Summary
This 2025 modelling study by an international research consortium examines the scale and scope of food system transformation required to remain within Earth's critical environmental limits whilst sustaining human nutrition and food security. The analysis integrates multiple intervention pathways—including dietary shifts, changes to agricultural production intensity, and waste reduction—to identify which combinations of policies and behaviours can simultaneously address climate change, land degradation, freshwater stress, and nutrient cycling. The research suggests that single-sector or single-lever interventions are insufficient, and that coordinated action across production, consumption, and waste management is essential to achieve sustainability.
UK applicability
The findings are applicable to UK food policy and agriculture, particularly regarding the need for integrated strategies spanning dietary guidance, farm practice reform, and supply-chain efficiency.
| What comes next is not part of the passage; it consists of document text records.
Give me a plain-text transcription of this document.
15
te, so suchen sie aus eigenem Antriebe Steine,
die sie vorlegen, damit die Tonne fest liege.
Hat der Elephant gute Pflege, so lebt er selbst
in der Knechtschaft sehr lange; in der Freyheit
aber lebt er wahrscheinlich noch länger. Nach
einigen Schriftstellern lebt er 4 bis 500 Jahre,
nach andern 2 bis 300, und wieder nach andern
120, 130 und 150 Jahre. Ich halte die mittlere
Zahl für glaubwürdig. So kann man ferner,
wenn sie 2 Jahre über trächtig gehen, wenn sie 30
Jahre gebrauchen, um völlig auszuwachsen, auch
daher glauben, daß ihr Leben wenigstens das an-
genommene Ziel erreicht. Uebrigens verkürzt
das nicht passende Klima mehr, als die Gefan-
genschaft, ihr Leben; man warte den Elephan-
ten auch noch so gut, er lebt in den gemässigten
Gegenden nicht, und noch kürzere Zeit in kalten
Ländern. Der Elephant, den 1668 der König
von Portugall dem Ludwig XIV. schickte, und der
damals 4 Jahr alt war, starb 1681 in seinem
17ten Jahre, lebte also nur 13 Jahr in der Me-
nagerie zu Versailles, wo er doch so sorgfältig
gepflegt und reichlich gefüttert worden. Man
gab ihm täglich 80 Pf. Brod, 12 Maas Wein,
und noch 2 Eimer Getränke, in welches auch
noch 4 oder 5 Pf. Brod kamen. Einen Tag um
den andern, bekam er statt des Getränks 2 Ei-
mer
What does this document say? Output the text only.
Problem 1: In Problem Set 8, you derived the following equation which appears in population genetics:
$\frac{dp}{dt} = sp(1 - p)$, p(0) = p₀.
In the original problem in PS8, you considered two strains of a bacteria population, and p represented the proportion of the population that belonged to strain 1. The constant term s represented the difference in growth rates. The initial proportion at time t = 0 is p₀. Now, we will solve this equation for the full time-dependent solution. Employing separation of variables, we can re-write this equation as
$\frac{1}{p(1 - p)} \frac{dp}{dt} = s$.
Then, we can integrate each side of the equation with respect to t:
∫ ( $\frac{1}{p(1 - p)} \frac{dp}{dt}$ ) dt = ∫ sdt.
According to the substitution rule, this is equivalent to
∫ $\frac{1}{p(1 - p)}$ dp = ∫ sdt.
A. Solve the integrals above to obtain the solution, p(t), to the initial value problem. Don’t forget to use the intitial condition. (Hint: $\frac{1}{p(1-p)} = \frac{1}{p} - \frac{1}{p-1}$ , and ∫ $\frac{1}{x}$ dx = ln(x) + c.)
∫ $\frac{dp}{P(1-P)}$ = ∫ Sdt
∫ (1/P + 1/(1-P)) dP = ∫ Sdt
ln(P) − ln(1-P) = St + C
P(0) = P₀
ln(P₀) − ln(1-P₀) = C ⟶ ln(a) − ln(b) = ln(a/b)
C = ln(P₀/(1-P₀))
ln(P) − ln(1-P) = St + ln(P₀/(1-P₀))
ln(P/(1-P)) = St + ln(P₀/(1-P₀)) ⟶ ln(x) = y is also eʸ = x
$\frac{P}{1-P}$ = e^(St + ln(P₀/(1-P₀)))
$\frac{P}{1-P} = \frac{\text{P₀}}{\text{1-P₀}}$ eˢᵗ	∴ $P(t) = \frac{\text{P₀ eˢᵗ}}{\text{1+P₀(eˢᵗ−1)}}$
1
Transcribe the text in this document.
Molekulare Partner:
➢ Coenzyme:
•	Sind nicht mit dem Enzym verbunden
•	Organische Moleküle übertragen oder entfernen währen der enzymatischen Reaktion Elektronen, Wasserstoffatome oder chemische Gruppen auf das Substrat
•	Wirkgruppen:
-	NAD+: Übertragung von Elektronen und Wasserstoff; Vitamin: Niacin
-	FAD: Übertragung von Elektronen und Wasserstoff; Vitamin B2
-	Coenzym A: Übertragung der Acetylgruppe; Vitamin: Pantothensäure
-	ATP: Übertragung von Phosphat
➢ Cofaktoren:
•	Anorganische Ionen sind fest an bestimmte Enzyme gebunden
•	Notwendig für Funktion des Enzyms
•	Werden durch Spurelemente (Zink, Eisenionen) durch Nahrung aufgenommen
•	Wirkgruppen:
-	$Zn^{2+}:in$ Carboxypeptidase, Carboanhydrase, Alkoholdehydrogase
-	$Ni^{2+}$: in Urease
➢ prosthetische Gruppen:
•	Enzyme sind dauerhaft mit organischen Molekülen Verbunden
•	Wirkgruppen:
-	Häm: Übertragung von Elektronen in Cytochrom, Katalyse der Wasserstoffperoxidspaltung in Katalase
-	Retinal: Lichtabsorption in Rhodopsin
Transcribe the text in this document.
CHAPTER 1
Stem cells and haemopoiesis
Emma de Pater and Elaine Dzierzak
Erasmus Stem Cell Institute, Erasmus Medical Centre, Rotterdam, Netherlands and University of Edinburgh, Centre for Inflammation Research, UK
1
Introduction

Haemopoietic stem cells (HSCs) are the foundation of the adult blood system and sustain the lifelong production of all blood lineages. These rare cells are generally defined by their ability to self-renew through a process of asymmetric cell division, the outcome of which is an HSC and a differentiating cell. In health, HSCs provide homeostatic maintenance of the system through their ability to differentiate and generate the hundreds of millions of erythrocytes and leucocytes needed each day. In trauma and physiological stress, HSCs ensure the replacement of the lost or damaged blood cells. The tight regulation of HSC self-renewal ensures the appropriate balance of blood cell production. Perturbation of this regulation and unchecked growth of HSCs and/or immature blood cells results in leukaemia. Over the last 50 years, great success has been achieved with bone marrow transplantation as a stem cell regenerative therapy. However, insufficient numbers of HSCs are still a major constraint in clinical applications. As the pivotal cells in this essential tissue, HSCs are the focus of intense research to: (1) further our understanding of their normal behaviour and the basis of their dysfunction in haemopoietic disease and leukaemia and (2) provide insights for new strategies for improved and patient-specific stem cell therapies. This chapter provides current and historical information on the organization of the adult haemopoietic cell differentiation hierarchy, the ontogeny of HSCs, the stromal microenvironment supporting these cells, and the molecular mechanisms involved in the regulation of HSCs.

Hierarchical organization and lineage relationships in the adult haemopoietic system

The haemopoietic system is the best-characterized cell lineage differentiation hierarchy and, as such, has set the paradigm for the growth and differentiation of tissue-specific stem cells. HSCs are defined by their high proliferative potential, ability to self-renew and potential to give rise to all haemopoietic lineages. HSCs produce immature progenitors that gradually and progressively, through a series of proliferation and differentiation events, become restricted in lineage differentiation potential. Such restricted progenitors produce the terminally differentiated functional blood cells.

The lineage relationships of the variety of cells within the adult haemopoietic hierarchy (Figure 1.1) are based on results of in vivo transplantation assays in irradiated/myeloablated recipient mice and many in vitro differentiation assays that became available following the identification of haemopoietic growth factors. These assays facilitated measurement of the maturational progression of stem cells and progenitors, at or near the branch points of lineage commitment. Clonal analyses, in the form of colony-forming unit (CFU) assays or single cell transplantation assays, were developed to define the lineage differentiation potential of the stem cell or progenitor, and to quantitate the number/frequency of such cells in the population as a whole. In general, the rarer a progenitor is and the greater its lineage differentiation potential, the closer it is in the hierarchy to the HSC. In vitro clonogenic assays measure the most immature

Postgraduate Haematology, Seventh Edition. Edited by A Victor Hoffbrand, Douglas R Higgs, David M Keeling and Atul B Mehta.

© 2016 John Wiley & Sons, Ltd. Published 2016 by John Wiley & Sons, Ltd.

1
However, the global modelling may require contextualisation to UK-specific environmental pressures (notably soil health and water quality in lowland arable regions) and policy frameworks (CAP successor schemes, net-zero commitments).
Key measures
Planetary boundary metrics (greenhouse gas emissions, land-use change, freshwater depletion, nutrient pollution); dietary adequacy; food security indicators; synergies and trade-offs across intervention scenarios
Outcomes reported
The study modelled multiple food system intervention levers and their combined effects on staying within critical planetary boundaries (climate, land use, freshwater, nitrogen and phosphorus cycles). It assessed trade-offs and synergies between dietary change, agricultural intensification or extensification, and food waste reduction in achieving environmental sustainability whilst maintaining nutritional adequacy and food security.